1

I am fitting several models to data of unknown size. The models range from linear, quadratic and ODE, however the parameter-identification is always linear and I am using OLS. The parameters of the models are at the end stored, as they reflect crucial properties of a system. During the manual validation of the approaches I heavily relied on graphical checks like QQ-plots and histogram in order to check, whether the residuals and thus subsequently the goodness of the fit is reasonable.

However the graphical inspection will not be possible anymore, as I will get a lot of data sets and each data set describes another system and the data sets could also vary quite a lot in their size. That's why I am exploring to store characteristic quantities, that describe the quality of the fits within one data set, so that I can pinpoint to data sets and investigate in more detail, why there is a quite different fit compared to the other data sets. I also cannot do this by looking at the identified parameters, as they are allowed to differ. I want to identify parameters that might vary due to bad fits and subsequently analyze the data set. For example I will store $R^2$-value of the fits.

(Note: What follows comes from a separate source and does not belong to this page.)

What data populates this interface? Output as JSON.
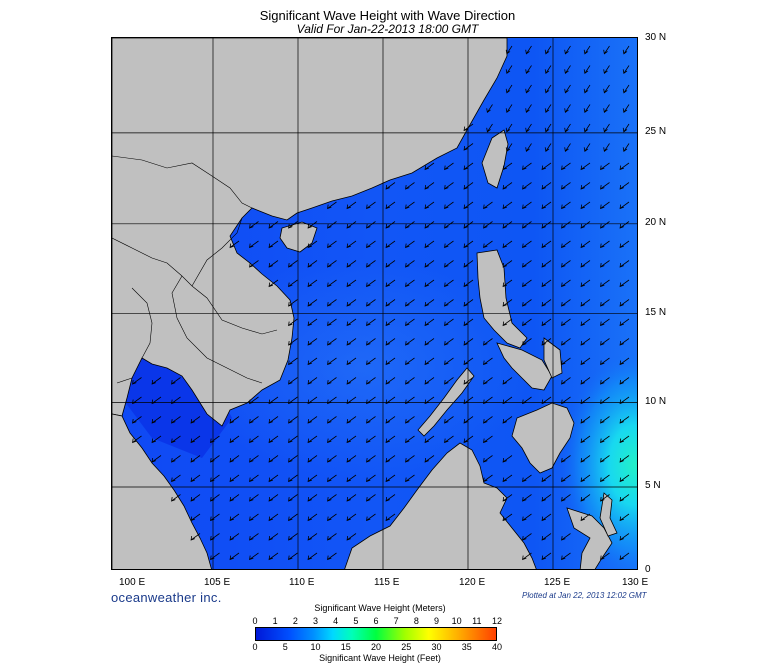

I also tried relying on the p-value of the chi-squared-test, whether the residuals of the fit follow a normal distribution as my hypothesis. I ran into the problem, that the chi-squared-test does not really give me reliable and reproducible results by quite minor changes of the data especially if the data is quite large - like discussed here Is normality testing 'essentially useless'?.

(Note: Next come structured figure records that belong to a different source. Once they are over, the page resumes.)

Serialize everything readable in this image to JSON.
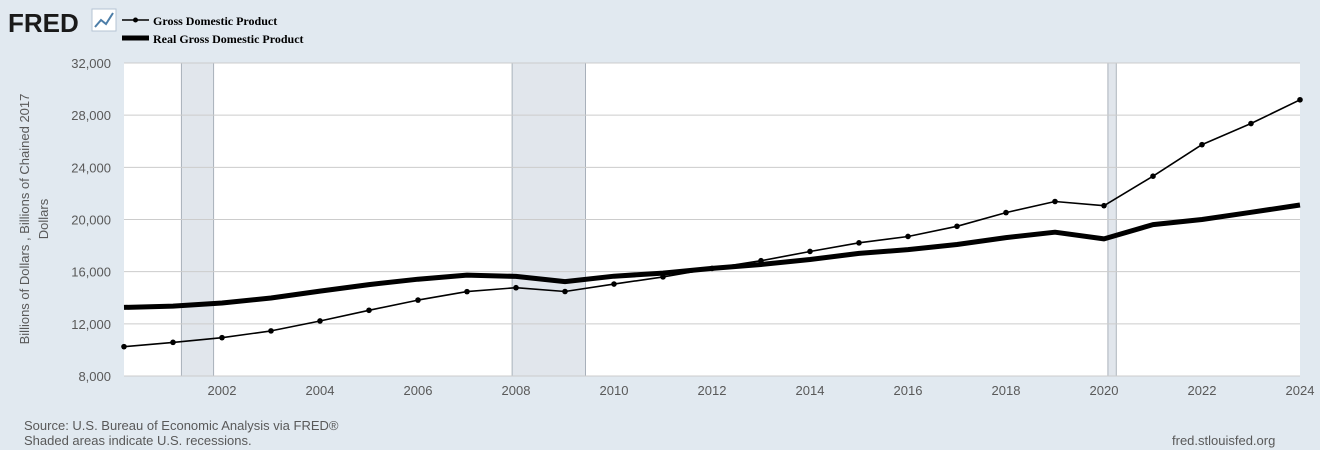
{
  "header": {
    "logo_text": "FRED",
    "logo_icon": "trend-line-icon"
  },
  "footer": {
    "source": "Source: U.S. Bureau of Economic Analysis via FRED®",
    "recession_note": "Shaded areas indicate U.S. recessions.",
    "site": "fred.stlouisfed.org"
  },
  "chart_data": {
    "type": "line",
    "title": "",
    "xlabel": "",
    "ylabel": "Billions of Dollars , Billions of Chained 2017 Dollars",
    "ylabel_lines": [
      "Billions of Dollars , Billions of Chained 2017",
      "Dollars"
    ],
    "xlim": [
      2000,
      2024
    ],
    "ylim": [
      8000,
      32000
    ],
    "x_ticks": [
      2002,
      2004,
      2006,
      2008,
      2010,
      2012,
      2014,
      2016,
      2018,
      2020,
      2022,
      2024
    ],
    "y_ticks": [
      8000,
      12000,
      16000,
      20000,
      24000,
      28000,
      32000
    ],
    "y_tick_labels": [
      "8,000",
      "12,000",
      "16,000",
      "20,000",
      "24,000",
      "28,000",
      "32,000"
    ],
    "grid": true,
    "legend_position": "top-left",
    "recessions": [
      [
        2001.17,
        2001.83
      ],
      [
        2007.92,
        2009.42
      ],
      [
        2020.08,
        2020.25
      ]
    ],
    "x": [
      2000,
      2001,
      2002,
      2003,
      2004,
      2005,
      2006,
      2007,
      2008,
      2009,
      2010,
      2011,
      2012,
      2013,
      2014,
      2015,
      2016,
      2017,
      2018,
      2019,
      2020,
      2021,
      2022,
      2023,
      2024
    ],
    "series": [
      {
        "name": "Gross Domestic Product",
        "style": "thin-with-markers",
        "color": "#000000",
        "values": [
          10250,
          10580,
          10940,
          11460,
          12220,
          13040,
          13820,
          14470,
          14770,
          14480,
          15050,
          15600,
          16250,
          16840,
          17550,
          18210,
          18700,
          19480,
          20530,
          21380,
          21060,
          23320,
          25740,
          27360,
          29180
        ]
      },
      {
        "name": "Real Gross Domestic Product",
        "style": "thick",
        "color": "#000000",
        "values": [
          13260,
          13360,
          13600,
          13980,
          14510,
          15010,
          15420,
          15740,
          15640,
          15240,
          15650,
          15890,
          16250,
          16550,
          16930,
          17400,
          17690,
          18080,
          18610,
          19030,
          18510,
          19610,
          20000,
          20550,
          21110
        ]
      }
    ]
  }
}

I basically want to know by looking at the residuals, whether there are anomalies or trends in them, that won't be explained by $R^2$-value and thus could worsen or invalid this specific parameter. I was thinking about calculating higher moments like skewness and curtosis as well, but I am not sure, whether these values will suffice. I also thought about fitting linear or quadratic models to the residuals itself and use the parameters to judge about occuring trends or anomalies, but I am not sure, if that is a bit of an overkill.

Furthermore I tried to understand the idea behind directed tests as proposed by https://stats.stackexchange.com/a/30053, whether this could be an applicable solution, but I was not able to grasp the idea behind it.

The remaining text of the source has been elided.